The airport has a fixed-base operator that has fuel, both avgas and jet fuel, as well as aircraft maintenance, catering, hangars, courtesy transportation, a conference room, a crew lounge, and more.

== Incidents ==
- On 9 August 1975, two Cessna 150s collided while landing at the airport, killing a pilot and injuring 2 others.
- On 27 April 1979, a twin-engine aircraft crashed while landing at the airport, killing the two pilots.
- On 19 February 1986, a Cessna 182 crashed while landing at the airport, killing the pilot and injuring 4 passengers.
- On 25 July 1995, a Rutan Quickie broke in half after crashing due to propwash from an airplane taking off ahead of it.
- On February 19, 2002, a Hughes 269C was substantially damaged during a takeoff attempt from a platform at the Lorain County Regional Airport. The pilot reported he lifted the helicopter off the platform "quickly." As the aircraft climbed, it began a turn to the right, and the pilot applied left pedal to counteract. As the pilot continued to increase the collective, the helicopter began a 360-degree "aggravated spin" to the right. The pilot then "chopped" the throttle and the collective, and the helicopter "dropped fast." He added a slight amount of collective before landing, and the spin to the right became more aggravated. The helicopter then impacted the platform and rolled over onto its side. The probable cause of the accident was found to be the pilot's failure to maintain directional control during takeoff.
- On September 1, 2005, a Dessault Falcon 20D operated by USA Jet Airlines on a cargo flight to Saint Louis-Lambert International Airport crashed while taking off from the Lorain County Regional Airport. The aircraft impacted a flock of birds while on its takeoff run, ingesting them into both engines and causing the first engine to fail. The aircraft climbed for 10 seconds when the stall warning sounded. The pilot flying adjusted the flight controls for landing, and the airplane contacted the runway straight-and-level 3,000 feet after rotation. The airplane overran the runway, struck a fence, crossed a road, and came to rest in a cornfield about 1,000 feet beyond the initial point of ground contact. The probable cause of the accident was found to be the ingestion of multiple birds in each engine at takeoff, which resulted in a complete loss of engine power.

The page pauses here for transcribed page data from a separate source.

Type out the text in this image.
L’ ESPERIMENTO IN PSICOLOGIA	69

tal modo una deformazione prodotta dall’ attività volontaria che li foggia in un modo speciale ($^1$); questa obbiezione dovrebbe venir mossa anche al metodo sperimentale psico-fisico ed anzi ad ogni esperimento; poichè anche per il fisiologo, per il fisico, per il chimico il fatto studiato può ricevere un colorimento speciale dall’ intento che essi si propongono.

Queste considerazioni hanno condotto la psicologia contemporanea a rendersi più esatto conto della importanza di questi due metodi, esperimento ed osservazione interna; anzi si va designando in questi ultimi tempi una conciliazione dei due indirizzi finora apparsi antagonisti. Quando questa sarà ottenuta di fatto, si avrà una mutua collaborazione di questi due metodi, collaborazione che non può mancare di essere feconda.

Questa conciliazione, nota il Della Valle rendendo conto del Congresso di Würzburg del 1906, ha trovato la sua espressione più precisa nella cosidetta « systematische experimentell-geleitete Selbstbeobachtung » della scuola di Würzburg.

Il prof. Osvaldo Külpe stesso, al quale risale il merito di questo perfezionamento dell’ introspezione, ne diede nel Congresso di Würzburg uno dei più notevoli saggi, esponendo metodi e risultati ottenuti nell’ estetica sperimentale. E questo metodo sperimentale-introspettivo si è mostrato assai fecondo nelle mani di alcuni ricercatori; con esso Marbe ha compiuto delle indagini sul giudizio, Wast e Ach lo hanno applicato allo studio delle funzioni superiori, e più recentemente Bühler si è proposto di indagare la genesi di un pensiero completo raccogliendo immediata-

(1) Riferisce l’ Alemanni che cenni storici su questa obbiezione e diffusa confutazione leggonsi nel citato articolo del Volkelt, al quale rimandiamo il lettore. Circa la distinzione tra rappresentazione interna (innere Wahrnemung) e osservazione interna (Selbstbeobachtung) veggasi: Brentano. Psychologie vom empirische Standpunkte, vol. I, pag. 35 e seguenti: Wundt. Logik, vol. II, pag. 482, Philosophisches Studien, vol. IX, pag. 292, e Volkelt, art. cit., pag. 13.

- On May 15, 2003, a Cessna 208B Super Cargomaster crashed after departure from Lorain County Regional Airport. When the pilot leveled off after departure, the low fuel pressure light illuminated, and the fuel flow was lower than normal. There was no change when the pilot turned on the boost pump and ignition, and the low fuel pressure light remained activated. The pilot advanced the power lever to full, but there was no response from the engine, and the pilot heard what he thought was a decreasing engine noise. The pilot subsequently performed a forced landing. The probable cause was found to be the pilot's failure to verify the position of the fuel selectors prior to takeoff, which resulted in a power loss due to fuel starvation.
- On January 18, 2010, a Mitsubishi MU-2 turboprop crashed on approach, killing four.
- On May 23, 2015, a Vans RV-6A was damaged while landing at the Lorain County Regional Airport During the landing flare, the left wing lifted up and the stall warning horn sounded. The airplane immediately descended, impacted the ground, and slid off the runway. The probable cause of the accident was found to be the pilot's failure to maintain airplane attitude control during the landing flare, which resulted in an aerodynamic stall, hard landing, and runway excursion.
- On June 30, 2019, an aircraft crashed just outside the airport.
- On November 17, 2019, a Navion aircraft landed gear-up at the Lorain County Regional Airport.